Home Video Hovel: Unrelated, by Craig Schoeder
When I saw Alfonso Cuaron’s Y Tu Mama Tambien as a teenage boy, it was a revelation. It shaped my idea of how strange and fluid sexuality is and how relationships can be simultaneously complex and simple. Y Tu Mama Tambien, the story of two teenage boys discovering their sexuality at the behest of an older woman, is a fantasy for boys clawing their way out of the claustrophobic tunnels of childhood and towards the terrifying, cavernous world of adulthood. But as an adult, my interest shifts towards Luisa, the older woman with whom the boys run off, a compelling character who is shrouded in vague sorrow and hope. She has agency and her character has motive, but the majority of her story comes together in pieces through the filter of those around her. My desire to know more about Luisa is what attracted me so immediately to Joanna Hogg’s Unrelated, a film about a similar character. Anna is also a cynical, middle-aged woman in a relational crisis. But unlike Y Tu Mama Tambien, Unrelated is told entirely from Anna’s perspective.

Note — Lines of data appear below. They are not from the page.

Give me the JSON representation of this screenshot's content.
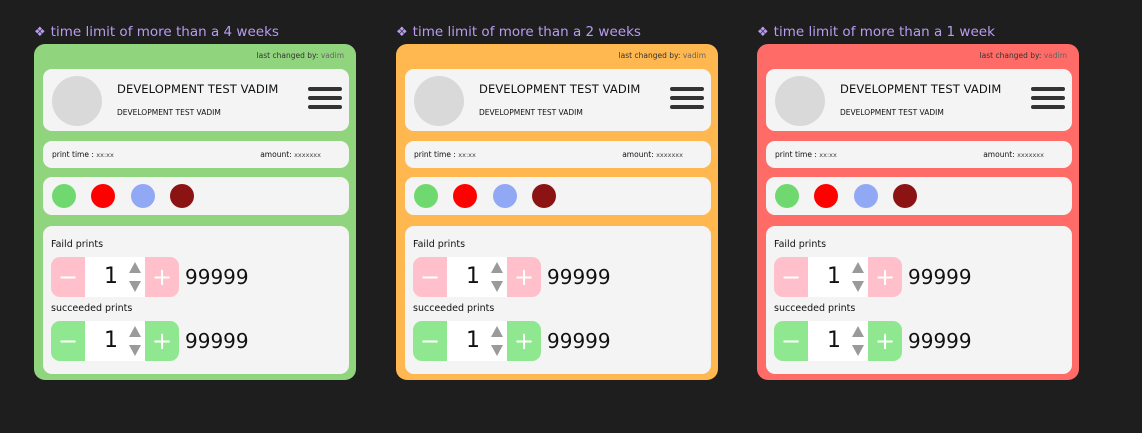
{
  "colors": {
    "background": "#1e1e1e",
    "frame_title": "#b79cf0",
    "red_button": "#ffc0cb",
    "green_button": "#8fe88f"
  },
  "cards": [
    {
      "frame_title": "time limit of more than a 4 weeks",
      "card_color": "#91d47e",
      "last_changed_label": "last changed by:",
      "last_changed_user": "vadim",
      "title": "DEVELOPMENT TEST VADIM",
      "subtitle": "DEVELOPMENT TEST VADIM",
      "menu_icon": "hamburger-menu-icon",
      "print_time_label": "print time :",
      "print_time_value": "xx:xx",
      "amount_label": "amount:",
      "amount_value": "xxxxxxx",
      "color_dots": [
        "#6fd96f",
        "#ff0000",
        "#91a8f5",
        "#8b1313"
      ],
      "failed_label": "Faild prints",
      "failed_minus": "−",
      "failed_value": "1",
      "failed_plus": "+",
      "failed_total": "99999",
      "succeeded_label": "succeeded prints",
      "succeeded_minus": "−",
      "succeeded_value": "1",
      "succeeded_plus": "+",
      "succeeded_total": "99999"
    },
    {
      "frame_title": "time limit of more than a 2 weeks",
      "card_color": "#ffb74f",
      "last_changed_label": "last changed by:",
      "last_changed_user": "vadim",
      "title": "DEVELOPMENT TEST VADIM",
      "subtitle": "DEVELOPMENT TEST VADIM",
      "menu_icon": "hamburger-menu-icon",
      "print_time_label": "print time :",
      "print_time_value": "xx:xx",
      "amount_label": "amount:",
      "amount_value": "xxxxxxx",
      "color_dots": [
        "#6fd96f",
        "#ff0000",
        "#91a8f5",
        "#8b1313"
      ],
      "failed_label": "Faild prints",
      "failed_minus": "−",
      "failed_value": "1",
      "failed_plus": "+",
      "failed_total": "99999",
      "succeeded_label": "succeeded prints",
      "succeeded_minus": "−",
      "succeeded_value": "1",
      "succeeded_plus": "+",
      "succeeded_total": "99999"
    },
    {
      "frame_title": "time limit of more than a 1 week",
      "card_color": "#ff6b66",
      "last_changed_label": "last changed by:",
      "last_changed_user": "vadim",
      "title": "DEVELOPMENT TEST VADIM",
      "subtitle": "DEVELOPMENT TEST VADIM",
      "menu_icon": "hamburger-menu-icon",
      "print_time_label": "print time :",
      "print_time_value": "xx:xx",
      "amount_label": "amount:",
      "amount_value": "xxxxxxx",
      "color_dots": [
        "#6fd96f",
        "#ff0000",
        "#91a8f5",
        "#8b1313"
      ],
      "failed_label": "Faild prints",
      "failed_minus": "−",
      "failed_value": "1",
      "failed_plus": "+",
      "failed_total": "99999",
      "succeeded_label": "succeeded prints",
      "succeeded_minus": "−",
      "succeeded_value": "1",
      "succeeded_plus": "+",
      "succeeded_total": "99999"
    }
  ]
}
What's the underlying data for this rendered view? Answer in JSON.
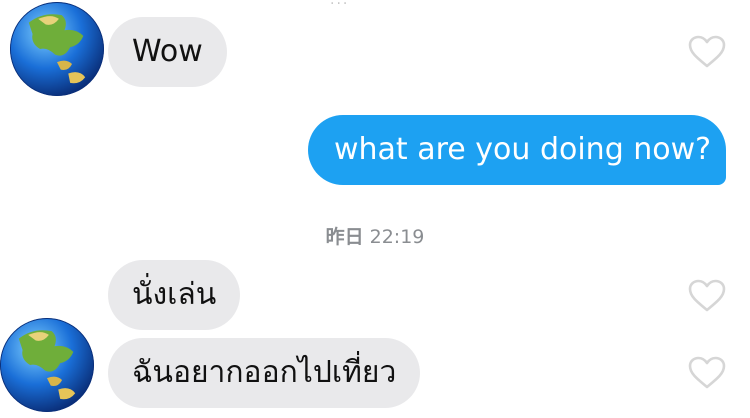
{
  "top_fragment": "...",
  "messages": [
    {
      "direction": "in",
      "text": "Wow"
    },
    {
      "direction": "out",
      "text": "what are you doing now?"
    },
    {
      "direction": "in",
      "text": "นั่งเล่น"
    },
    {
      "direction": "in",
      "text": "ฉันอยากออกไปเที่ยว"
    }
  ],
  "timestamp": {
    "day": "昨日",
    "time": "22:19"
  },
  "icons": {
    "avatar": "earth-globe-asia-icon",
    "like": "heart-outline-icon"
  },
  "colors": {
    "incoming_bubble": "#e9e9eb",
    "outgoing_bubble": "#1da1f2",
    "heart": "#d6d6d6"
  }
}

She, like Luisa, is a woman who (for one reason or many) finds it necessary to reconnect to a younger generation, platonically and possibly sexually, for fear of losing her identity altogether. And though Unrelated doesn’t navigate through sexual encounters like Y Tu Mama Tambien, it’s a much needed rebuttal, offering insight into the life of a character archetype often relegated to plot points and shallow story beats.
Unrelated is Joanna Hogg’s debut film. Made in 2007, it’s seeing a wider DVD release this year thanks to Kino Lorber, who has also released Hogg’s other two films Exhibition and Archipelago. Unrelated is a character study of a middle aged woman in the midst of a melancholic watershed. Anna (Kathryn Worth) leaves her lover, the oft-heard but never seen Alex, behind in England when she decides to vacation with her friend Verena (Mary Roscoe) and Verena’s family and family’s family in a secluded villa in Italy. The vacation quickly becomes tribal as the younger generation, led by Tom Hiddleston as Oakley, splits off from “The Olds.” Despite belonging to The Olds, Anna finds herself clinging to “The Youngs” and drawn to Oakley’s naive charisma.

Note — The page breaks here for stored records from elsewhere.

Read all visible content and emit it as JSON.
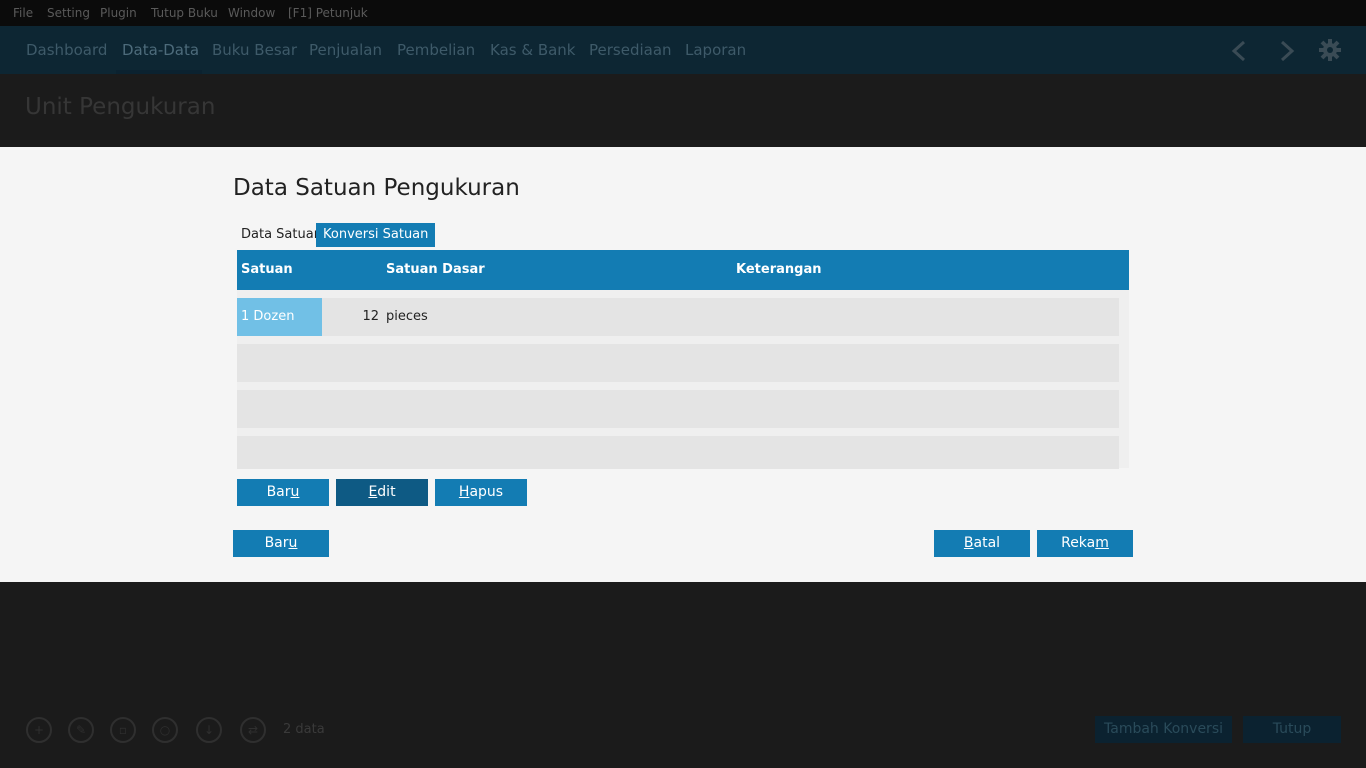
{
  "menu": [
    "File",
    "Setting",
    "Plugin",
    "Tutup Buku",
    "Window",
    "[F1] Petunjuk"
  ],
  "nav": [
    "Dashboard",
    "Data-Data",
    "Buku Besar",
    "Penjualan",
    "Pembelian",
    "Kas & Bank",
    "Persediaan",
    "Laporan"
  ],
  "nav_active": "Data-Data",
  "nav_icons": [
    "chevron-left-icon",
    "chevron-right-icon",
    "gear-icon"
  ],
  "background": {
    "page_title": "Unit Pengukuran",
    "record_count": "2 data",
    "bottom_icons": [
      "add-icon",
      "edit-icon",
      "delete-icon",
      "refresh-icon",
      "download-icon",
      "sync-icon"
    ],
    "buttons": [
      "Tambah Konversi",
      "Tutup"
    ]
  },
  "modal": {
    "title": "Data Satuan Pengukuran",
    "tabs": [
      "Data Satuan",
      "Konversi Satuan"
    ],
    "active_tab": "Konversi Satuan",
    "grid": {
      "columns": [
        "Satuan",
        "Satuan Dasar",
        "Keterangan"
      ],
      "rows": [
        {
          "satuan": "1 Dozen",
          "jumlah": "12",
          "satuan_dasar": "pieces",
          "keterangan": ""
        }
      ]
    },
    "grid_buttons": [
      {
        "pre": "Bar",
        "key": "u",
        "post": ""
      },
      {
        "pre": "",
        "key": "E",
        "post": "dit"
      },
      {
        "pre": "",
        "key": "H",
        "post": "apus"
      }
    ],
    "footer_buttons": {
      "new": {
        "pre": "Bar",
        "key": "u",
        "post": ""
      },
      "cancel": {
        "pre": "",
        "key": "B",
        "post": "atal"
      },
      "save": {
        "pre": "Reka",
        "key": "m",
        "post": ""
      }
    }
  },
  "colors": {
    "accent": "#137cb3",
    "accent_dark": "#0e5a84",
    "selected_cell": "#71c0e6"
  }
}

Though I remain a constant skeptic of the Marvel Cinematic Universe, anyone would be hard pressed not to find at least one something to love, spawned from the MCU. Mine is Tom Hiddleston. Though the Thor films are my least favorite entries in Marvel’s first two phases, Hiddleston is a delight as the franchise’s nebbishy-cum-devilish, villain Loki. If you’d like to retrace the steps of Hiddleston’s ascension into charming, (nearly) household name, Unrelated is the best place to start. His character Oakley is a naive rogue; an insecure alpha (paradoxes that also define Loki), and Hiddleston is able to convey that with ease and grace that seems effortless. Furthermore, Oakley is a supporting character, meant to serve Anna’s story, and both Hogg and Hiddlestion recognize Oakley as such, creating a three-dimensional character whose personal arch is present and intriguing but secondary to Anna.
Though Tom Hiddleston is fantastic all on his own, Hogg has an incredible ability to coax wonderful performances from her actors. Both Unrelated and Exhibition (I’ve yet to see Archipelago) hinge on unspoken, tense, interpersonal relationships where people’s real emotions are conveyed with a side-eyed glance, a reluctant smile, or a thick silence rather than words and conversation. Exhibition, Hogg’s most recent film, is a concentration in a relationship internalized. Unrelated is the opposite: Anna is a woman whose relationship quandaries have been stifled for far too long and she’s eager to vent and explore herself, but she doesn’t know how. And because Hogg is so adept at writing (and loving) her characters, her films become a safe place for these characters to explore dark moments in their lives.
Unrelated (a seemingly innocuous title that becomes an edifying epiphany by the film’s third act) is a beautifully optimistic film. Judging Joanna Hogg by her films, she seems like a person who understands life. She just gets it. She knows shit gets complicated. But she also knows that people, for the most part, are good. And they deserve happiness and understanding. Joanna Hogg isn’t a writer/director to watch out for, she’s one that needs to be sought after. Immediately.